Upper corporate businesses were most sensitive to the political environment, with 77.5 per cent expecting politics to have some impact on their business. For SMEs, the figure was 70.4 per cent against a national average of 71.2 per cent.
The SME constituency have traditionally been the heartland of the National Party, and this segment showed less sensitivity to politics as they pondered the possibility of a Labour Government. Of upper corporates, 77.5 per cent anticipate an impact on their business, opposed to 70.4 per cent of SMEs.
At industry level, hospitality is the most wary of the potential impact that politics could have, with 76.9 per cent expecting politics to impact them in some way. A quarter of manufacturing businesses expect a significant impact from the political environment, while the figure from the agriculture, fishing and forestry sector was 22.8 per cent. This fell away to 11.1 per cent in the transport sector, and 9.1 per cent in construction.
Daniel Blizzard, chief executive of Alleasing, said it is clear the recent New Zealand election has been a focal point for businesses across the country, with many concerned with how the results would impact their operations.
“Seven in ten businesses have demonstrated concern regarding the impact the election result will have on their business,” noted Mr. Blizzard.
“‘Jacindamania’ has had a major influence on business sentiment, and now that Ardern is Prime Minister in what could be a volatile coalition, we expect the business sector will be watching the new Government’s movements closely, particularly at the beginning of 2018.”
Although there could be a period of political volatility, the Organisation for Economic Co-operation and (OECD) is forecasting that the New Zealand economy will continue its strong growth trajectory. This could relieve some pressure on the new Government as it settles into the Beehive in Wellington.

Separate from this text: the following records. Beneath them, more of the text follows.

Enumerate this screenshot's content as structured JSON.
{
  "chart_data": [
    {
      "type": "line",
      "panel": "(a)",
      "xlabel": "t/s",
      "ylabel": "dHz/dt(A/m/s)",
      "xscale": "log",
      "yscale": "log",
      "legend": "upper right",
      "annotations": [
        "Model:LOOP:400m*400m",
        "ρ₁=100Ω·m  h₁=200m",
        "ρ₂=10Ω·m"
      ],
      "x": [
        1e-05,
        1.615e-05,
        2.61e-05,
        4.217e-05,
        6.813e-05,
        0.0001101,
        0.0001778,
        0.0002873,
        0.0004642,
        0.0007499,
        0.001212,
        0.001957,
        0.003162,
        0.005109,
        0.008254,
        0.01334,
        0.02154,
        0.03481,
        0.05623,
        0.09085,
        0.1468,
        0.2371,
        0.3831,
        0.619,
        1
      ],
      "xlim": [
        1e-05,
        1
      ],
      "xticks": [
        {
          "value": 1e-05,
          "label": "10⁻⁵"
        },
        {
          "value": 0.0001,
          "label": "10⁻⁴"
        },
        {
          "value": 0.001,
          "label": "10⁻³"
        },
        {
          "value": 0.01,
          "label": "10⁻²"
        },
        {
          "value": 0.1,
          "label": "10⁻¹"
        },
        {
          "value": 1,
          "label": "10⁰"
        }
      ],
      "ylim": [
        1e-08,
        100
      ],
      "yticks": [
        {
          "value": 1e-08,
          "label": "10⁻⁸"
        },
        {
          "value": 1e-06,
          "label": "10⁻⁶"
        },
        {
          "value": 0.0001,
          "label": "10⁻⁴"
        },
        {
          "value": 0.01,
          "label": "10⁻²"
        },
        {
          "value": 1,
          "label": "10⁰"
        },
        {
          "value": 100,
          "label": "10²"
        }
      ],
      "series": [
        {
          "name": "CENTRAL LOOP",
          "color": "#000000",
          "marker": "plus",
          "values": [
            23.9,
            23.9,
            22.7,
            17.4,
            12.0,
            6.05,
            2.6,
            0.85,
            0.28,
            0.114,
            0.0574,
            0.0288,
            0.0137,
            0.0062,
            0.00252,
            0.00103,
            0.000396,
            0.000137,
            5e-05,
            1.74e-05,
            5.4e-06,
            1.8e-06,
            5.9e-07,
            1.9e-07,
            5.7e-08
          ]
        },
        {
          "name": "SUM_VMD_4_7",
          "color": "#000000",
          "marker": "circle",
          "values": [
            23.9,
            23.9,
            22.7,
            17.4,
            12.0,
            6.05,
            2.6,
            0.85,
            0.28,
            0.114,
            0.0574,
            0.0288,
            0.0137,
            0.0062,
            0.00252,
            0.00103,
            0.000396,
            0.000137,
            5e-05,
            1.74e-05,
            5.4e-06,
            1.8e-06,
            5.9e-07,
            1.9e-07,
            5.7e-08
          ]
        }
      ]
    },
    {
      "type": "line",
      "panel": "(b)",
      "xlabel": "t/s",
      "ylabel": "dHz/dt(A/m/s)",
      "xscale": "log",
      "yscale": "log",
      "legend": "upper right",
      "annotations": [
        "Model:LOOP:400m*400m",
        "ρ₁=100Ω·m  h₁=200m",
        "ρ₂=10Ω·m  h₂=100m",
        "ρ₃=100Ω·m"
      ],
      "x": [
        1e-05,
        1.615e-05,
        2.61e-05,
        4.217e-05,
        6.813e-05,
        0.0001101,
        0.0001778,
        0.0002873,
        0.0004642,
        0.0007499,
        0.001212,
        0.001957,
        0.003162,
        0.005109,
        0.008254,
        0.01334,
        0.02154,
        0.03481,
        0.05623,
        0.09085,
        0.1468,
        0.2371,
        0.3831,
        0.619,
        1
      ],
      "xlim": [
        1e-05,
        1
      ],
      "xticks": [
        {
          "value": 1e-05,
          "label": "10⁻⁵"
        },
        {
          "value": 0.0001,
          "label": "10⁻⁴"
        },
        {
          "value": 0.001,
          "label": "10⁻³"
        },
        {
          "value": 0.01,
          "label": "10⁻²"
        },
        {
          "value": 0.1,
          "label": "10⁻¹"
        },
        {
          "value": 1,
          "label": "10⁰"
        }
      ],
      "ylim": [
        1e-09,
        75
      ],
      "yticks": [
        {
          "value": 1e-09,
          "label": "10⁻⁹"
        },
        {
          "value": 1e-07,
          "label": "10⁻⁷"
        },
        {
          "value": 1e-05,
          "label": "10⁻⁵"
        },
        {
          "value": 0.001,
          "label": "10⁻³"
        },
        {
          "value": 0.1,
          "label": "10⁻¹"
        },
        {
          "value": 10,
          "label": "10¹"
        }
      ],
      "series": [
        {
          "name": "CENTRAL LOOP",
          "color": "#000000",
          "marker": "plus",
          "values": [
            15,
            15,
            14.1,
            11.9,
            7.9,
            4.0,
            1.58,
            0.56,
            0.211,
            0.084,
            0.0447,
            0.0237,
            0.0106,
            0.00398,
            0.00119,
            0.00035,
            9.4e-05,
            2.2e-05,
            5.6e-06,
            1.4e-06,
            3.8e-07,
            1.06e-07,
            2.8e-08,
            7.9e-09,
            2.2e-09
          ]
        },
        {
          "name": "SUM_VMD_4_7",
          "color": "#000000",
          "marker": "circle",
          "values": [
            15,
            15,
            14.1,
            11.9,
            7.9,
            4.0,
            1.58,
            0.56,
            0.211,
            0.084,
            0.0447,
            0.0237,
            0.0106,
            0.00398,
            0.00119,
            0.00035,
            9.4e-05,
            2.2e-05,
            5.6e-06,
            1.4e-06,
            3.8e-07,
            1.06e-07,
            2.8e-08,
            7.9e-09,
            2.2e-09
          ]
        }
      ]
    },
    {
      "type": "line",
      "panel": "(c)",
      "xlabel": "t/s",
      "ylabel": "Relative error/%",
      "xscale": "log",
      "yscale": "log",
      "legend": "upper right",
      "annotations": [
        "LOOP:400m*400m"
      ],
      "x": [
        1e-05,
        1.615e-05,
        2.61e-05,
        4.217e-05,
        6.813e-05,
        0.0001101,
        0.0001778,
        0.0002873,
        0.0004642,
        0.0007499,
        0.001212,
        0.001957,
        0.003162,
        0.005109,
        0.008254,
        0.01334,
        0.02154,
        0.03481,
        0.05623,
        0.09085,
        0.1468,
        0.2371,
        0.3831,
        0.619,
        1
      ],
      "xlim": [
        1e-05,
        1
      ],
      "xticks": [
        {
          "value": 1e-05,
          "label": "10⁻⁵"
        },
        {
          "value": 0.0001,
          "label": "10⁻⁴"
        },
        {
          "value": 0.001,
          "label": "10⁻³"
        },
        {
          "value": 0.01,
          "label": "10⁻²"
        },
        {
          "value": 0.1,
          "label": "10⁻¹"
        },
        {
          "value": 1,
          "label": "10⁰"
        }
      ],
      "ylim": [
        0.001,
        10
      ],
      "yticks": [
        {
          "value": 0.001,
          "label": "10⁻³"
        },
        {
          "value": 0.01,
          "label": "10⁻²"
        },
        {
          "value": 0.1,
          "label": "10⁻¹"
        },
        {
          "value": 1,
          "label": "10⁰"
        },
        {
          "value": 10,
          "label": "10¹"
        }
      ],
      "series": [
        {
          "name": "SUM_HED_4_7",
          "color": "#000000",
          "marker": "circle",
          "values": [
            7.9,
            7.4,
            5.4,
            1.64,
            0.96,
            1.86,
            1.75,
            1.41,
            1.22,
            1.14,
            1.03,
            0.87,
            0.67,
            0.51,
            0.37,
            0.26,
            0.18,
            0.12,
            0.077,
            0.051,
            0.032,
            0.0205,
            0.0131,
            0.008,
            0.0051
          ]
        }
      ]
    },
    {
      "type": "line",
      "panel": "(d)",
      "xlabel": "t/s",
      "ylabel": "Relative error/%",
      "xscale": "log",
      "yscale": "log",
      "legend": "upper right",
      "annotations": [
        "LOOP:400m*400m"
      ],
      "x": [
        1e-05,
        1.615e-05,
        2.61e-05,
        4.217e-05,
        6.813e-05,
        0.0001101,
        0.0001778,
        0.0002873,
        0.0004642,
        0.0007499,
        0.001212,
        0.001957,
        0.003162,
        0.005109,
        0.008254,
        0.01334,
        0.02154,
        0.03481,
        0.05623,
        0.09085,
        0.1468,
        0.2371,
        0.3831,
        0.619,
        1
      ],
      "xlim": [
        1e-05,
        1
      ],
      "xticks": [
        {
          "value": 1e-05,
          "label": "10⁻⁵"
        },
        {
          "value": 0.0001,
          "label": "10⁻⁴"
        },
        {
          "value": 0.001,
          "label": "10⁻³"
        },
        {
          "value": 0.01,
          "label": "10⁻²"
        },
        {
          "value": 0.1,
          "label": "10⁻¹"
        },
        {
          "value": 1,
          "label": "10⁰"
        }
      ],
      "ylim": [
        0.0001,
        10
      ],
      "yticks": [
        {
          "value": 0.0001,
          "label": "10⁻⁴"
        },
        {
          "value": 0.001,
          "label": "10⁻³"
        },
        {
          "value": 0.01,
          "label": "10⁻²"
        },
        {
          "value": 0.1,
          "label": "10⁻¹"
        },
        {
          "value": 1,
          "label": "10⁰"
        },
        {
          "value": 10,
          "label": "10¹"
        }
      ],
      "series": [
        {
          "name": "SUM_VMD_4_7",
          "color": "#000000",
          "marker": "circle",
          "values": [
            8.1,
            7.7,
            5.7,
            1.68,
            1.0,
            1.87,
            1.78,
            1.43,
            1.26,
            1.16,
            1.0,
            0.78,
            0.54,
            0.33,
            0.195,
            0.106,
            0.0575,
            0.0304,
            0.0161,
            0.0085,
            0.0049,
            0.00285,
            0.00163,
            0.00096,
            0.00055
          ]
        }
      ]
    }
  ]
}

Under the National Party, the New Zealand economy has gone from being one of the most regulated in the OECD, to one of the most open according to the 2017 Index of Economic Freedom by the Heritage Foundation.
New Zealand businesses are now more exposed to international competition than ever before. While the ability to compete with these businesses is a key driver for a number of firms to upgrade to the latest technology (16.4 per cent), a greater number of firms are concerned with their ability to compete against their local competitors. This was cited as the biggest issue for 22.4 per cent of executives should they not upgrade.
Alleasing’s Daniel Blizzard notes that among New Zealand businesses, the manufacturing sector is the most sensitive to international competition.
“While 16.4 per cent of New Zealand business said failure to upgrade technology exposes them to international rivals, the figure among manufacturers is 28.6 per cent,” Mr Blizzard said.
“With Chinese manufacturers leading the way in implementing automation and industry 4.0 technology, this sector’s concern is understandable.
The Index reveals that some businesses are reacting to these pressures, with 47.6 per cent of businesses planning to increase their asset base this (December) quarter. Of those businesses, 23.5 per cent intend to acquire automation equipment, drones, artificial intelligence and big data.
“New Zealand businesses are beginning to embrace transformation. This is a good start because the opportunities that come with implementing Industry 4.0 technology will increase productivity and attract more capital to the country.”
To date, Alleasing Index data continues to track the percentage of businesses planning to acquire assets in the next quarter in-line with trends in Statistics New Zealand data on Gross Capital Formation over the first two quarters of 2017.
Matching the Index forecast for third quarter of the 2017 calendar year, Trading Economics is also forecasting a slight dip in Capital Formation for this period.